Monday, August 09, 2004

Still trying to accept reality.

I'm going through a stage of bitterness. Said alot of unfair things to Mark last night and he wouldn't defend himself.

I feel extremely cheated. I told him that I felt like I bought a car that broke down after 3 months. (He is afraid of selling his car to a friend at the risk of that happening) Yesterday, I snuck him and Reed onto a tour with me at the PCC. I'd been looking forward to it for a while. Halfway through the tour, after leading my guests into the IMAX, Reed and Mark told me that they were going to go home. You can imagine how happy it'd made me. I was cheery that day and it was a 180 degree mood shift.

There's something about people leaving a tour halfway through that I have been able to deal well with. It's like your guests telling you that they don't like the way you conduct your tour and would rather go and do their own thing.

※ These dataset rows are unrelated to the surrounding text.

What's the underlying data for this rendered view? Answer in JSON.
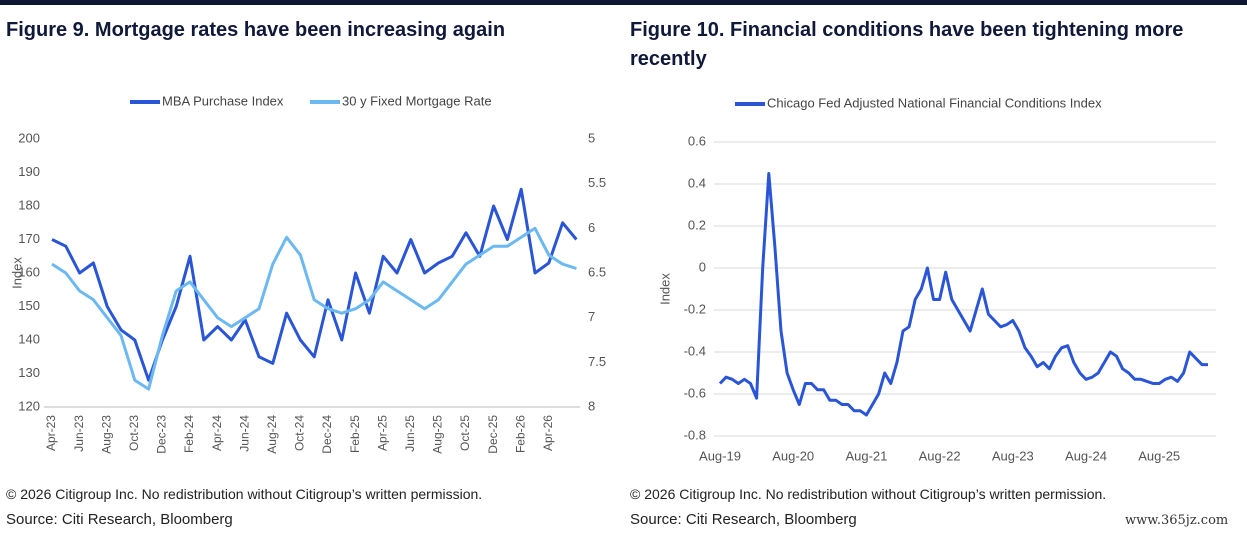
{
  "chart_data": [
    {
      "type": "line",
      "title": "Figure 9. Mortgage rates have been increasing again",
      "y_label": "Index",
      "categories": [
        "Apr-23",
        null,
        "Jun-23",
        null,
        "Aug-23",
        null,
        "Oct-23",
        null,
        "Dec-23",
        null,
        "Feb-24",
        null,
        "Apr-24",
        null,
        "Jun-24",
        null,
        "Aug-24",
        null,
        "Oct-24",
        null,
        "Dec-24",
        null,
        "Feb-25",
        null,
        "Apr-25",
        null,
        "Jun-25",
        null,
        "Aug-25",
        null,
        "Oct-25",
        null,
        "Dec-25",
        null,
        "Feb-26",
        null,
        "Apr-26",
        null,
        null
      ],
      "series": [
        {
          "name": "MBA Purchase Index",
          "color": "#2a56d6",
          "values": [
            170,
            168,
            160,
            163,
            150,
            143,
            140,
            128,
            140,
            150,
            165,
            140,
            144,
            140,
            146,
            135,
            133,
            148,
            140,
            135,
            152,
            140,
            160,
            148,
            165,
            160,
            170,
            160,
            163,
            165,
            172,
            165,
            180,
            170,
            185,
            160,
            163,
            175,
            170
          ]
        },
        {
          "name": "30 y Fixed Mortgage Rate",
          "color": "#6cb8f0",
          "axis": "y2",
          "values": [
            6.4,
            6.5,
            6.7,
            6.8,
            7.0,
            7.2,
            7.7,
            7.8,
            7.2,
            6.7,
            6.6,
            6.8,
            7.0,
            7.1,
            7.0,
            6.9,
            6.4,
            6.1,
            6.3,
            6.8,
            6.9,
            6.95,
            6.9,
            6.8,
            6.6,
            6.7,
            6.8,
            6.9,
            6.8,
            6.6,
            6.4,
            6.3,
            6.2,
            6.2,
            6.1,
            6.0,
            6.3,
            6.4,
            6.45
          ]
        }
      ],
      "ylim": [
        120,
        200
      ],
      "yticks": [
        120,
        130,
        140,
        150,
        160,
        170,
        180,
        190,
        200
      ],
      "y2lim": [
        8,
        5
      ],
      "y2ticks": [
        5,
        5.5,
        6,
        6.5,
        7,
        7.5,
        8
      ],
      "grid": false,
      "legend": "top"
    },
    {
      "type": "line",
      "title": "Figure 10. Financial conditions have been tightening more recently",
      "y_label": "Index",
      "categories": [
        "Aug-19",
        null,
        null,
        null,
        null,
        null,
        null,
        null,
        null,
        null,
        null,
        null,
        "Aug-20",
        null,
        null,
        null,
        null,
        null,
        null,
        null,
        null,
        null,
        null,
        null,
        "Aug-21",
        null,
        null,
        null,
        null,
        null,
        null,
        null,
        null,
        null,
        null,
        null,
        "Aug-22",
        null,
        null,
        null,
        null,
        null,
        null,
        null,
        null,
        null,
        null,
        null,
        "Aug-23",
        null,
        null,
        null,
        null,
        null,
        null,
        null,
        null,
        null,
        null,
        null,
        "Aug-24",
        null,
        null,
        null,
        null,
        null,
        null,
        null,
        null,
        null,
        null,
        null,
        "Aug-25",
        null,
        null,
        null,
        null,
        null,
        null,
        null,
        null
      ],
      "series": [
        {
          "name": "Chicago Fed Adjusted National Financial Conditions Index",
          "color": "#2a56d6",
          "values": [
            -0.55,
            -0.52,
            -0.53,
            -0.55,
            -0.53,
            -0.55,
            -0.62,
            0.0,
            0.45,
            0.1,
            -0.3,
            -0.5,
            -0.58,
            -0.65,
            -0.55,
            -0.55,
            -0.58,
            -0.58,
            -0.63,
            -0.63,
            -0.65,
            -0.65,
            -0.68,
            -0.68,
            -0.7,
            -0.65,
            -0.6,
            -0.5,
            -0.55,
            -0.45,
            -0.3,
            -0.28,
            -0.15,
            -0.1,
            0.0,
            -0.15,
            -0.15,
            -0.02,
            -0.15,
            -0.2,
            -0.25,
            -0.3,
            -0.2,
            -0.1,
            -0.22,
            -0.25,
            -0.28,
            -0.27,
            -0.25,
            -0.3,
            -0.38,
            -0.42,
            -0.47,
            -0.45,
            -0.48,
            -0.42,
            -0.38,
            -0.37,
            -0.45,
            -0.5,
            -0.53,
            -0.52,
            -0.5,
            -0.45,
            -0.4,
            -0.42,
            -0.48,
            -0.5,
            -0.53,
            -0.53,
            -0.54,
            -0.55,
            -0.55,
            -0.53,
            -0.52,
            -0.54,
            -0.5,
            -0.4,
            -0.43,
            -0.46,
            -0.46
          ]
        }
      ],
      "ylim": [
        -0.8,
        0.6
      ],
      "yticks": [
        -0.8,
        -0.6,
        -0.4,
        -0.2,
        0,
        0.2,
        0.4,
        0.6
      ],
      "grid": true,
      "legend": "top"
    }
  ],
  "footers": [
    {
      "copyright": "© 2026 Citigroup Inc. No redistribution without Citigroup’s written permission.",
      "source": "Source: Citi Research, Bloomberg"
    },
    {
      "copyright": "© 2026 Citigroup Inc. No redistribution without Citigroup’s written permission.",
      "source": "Source: Citi Research, Bloomberg"
    }
  ],
  "watermark": "www.365jz.com"
}
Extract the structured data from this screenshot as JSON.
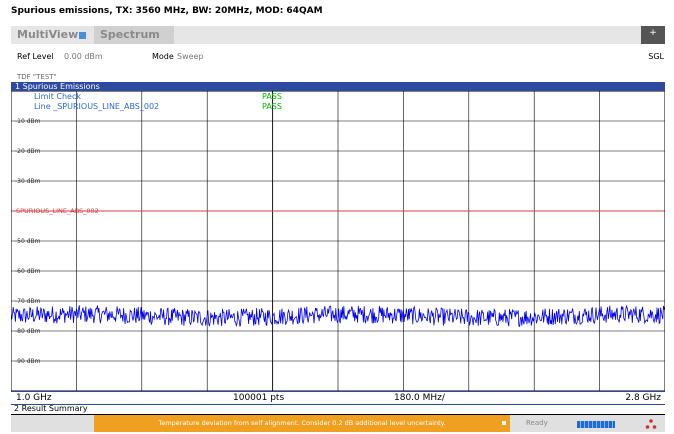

Reed wanted to go home and nap which was weird, and I was disappointed that I didn't get to show him the other islands, since I save the best for last. I didn't care about that as much as I did Mark leaving. He had a legitimate reason, having a ton of things to do to prepare to go home.

Unselfishness has never been my forte. All I could think of was him leaving before I planned him too. Again. What has always gotten to me the most was when my plans don't pull through, after I've spent all that time looking forward to something, whether or not it was something that great or important to me to begin with. I just hate getting disappointed. Mark decided to stay with me on tour and Reed went home. I felt really stupid about making him stay, because I didn't mean to guilt trip him or anything. Plus, Mark had already been on a tour at the PCC before. I think he enjoyed himself. He keeps bending over backwards for me. I need to do something back. But like I said, I have a hard time being unselfish.

I haven't been dealing with him leaving very well at all. All I think about is how I don't want him to leave. I feel so alone because he's being so strong. I want it to be difficult for him as it is for me. In my heart, I know that it is worse on his side, but it doesn't show. In that way, I feel inferior to him and that hurts.

Leaving for Utah was his decision. Apparently breaking up was mine. I automatically linked leaving for another school with leaving me. He was hoping to be able to continue on somehow. Sure we could. But I don't know where this will go to. I don't want to hope to have him come back again only to find out that he's found someone else.

He won't go for a trial separation, but he'll leave for good. I don't get it.

I realize that this will look so immature and silly after this has passed. But these are my honest feelings. As much as they show how weak a person I am.

I have come to realize also that I am very possesive, and what I fear the most is having to give up something that belongs to me to someone else. As the distance separates us, he will become closer to those around him and further away from me.

Last time, when I left for home, I knew I couldn't be selfish and try to keep him to myself. We broke up and he finally made the move to stop talking to me online. At that time, unknown to me, he had thought to ask a friend of mine on a date. While my other friend was trying to date him. I just found that out last night.

Left a bad taste in my mouth. If I had known it then, I would have supported it, because I had already accepted that Mark was no longer mine. It's strange to think of it now, when I want him to be mine and mine only.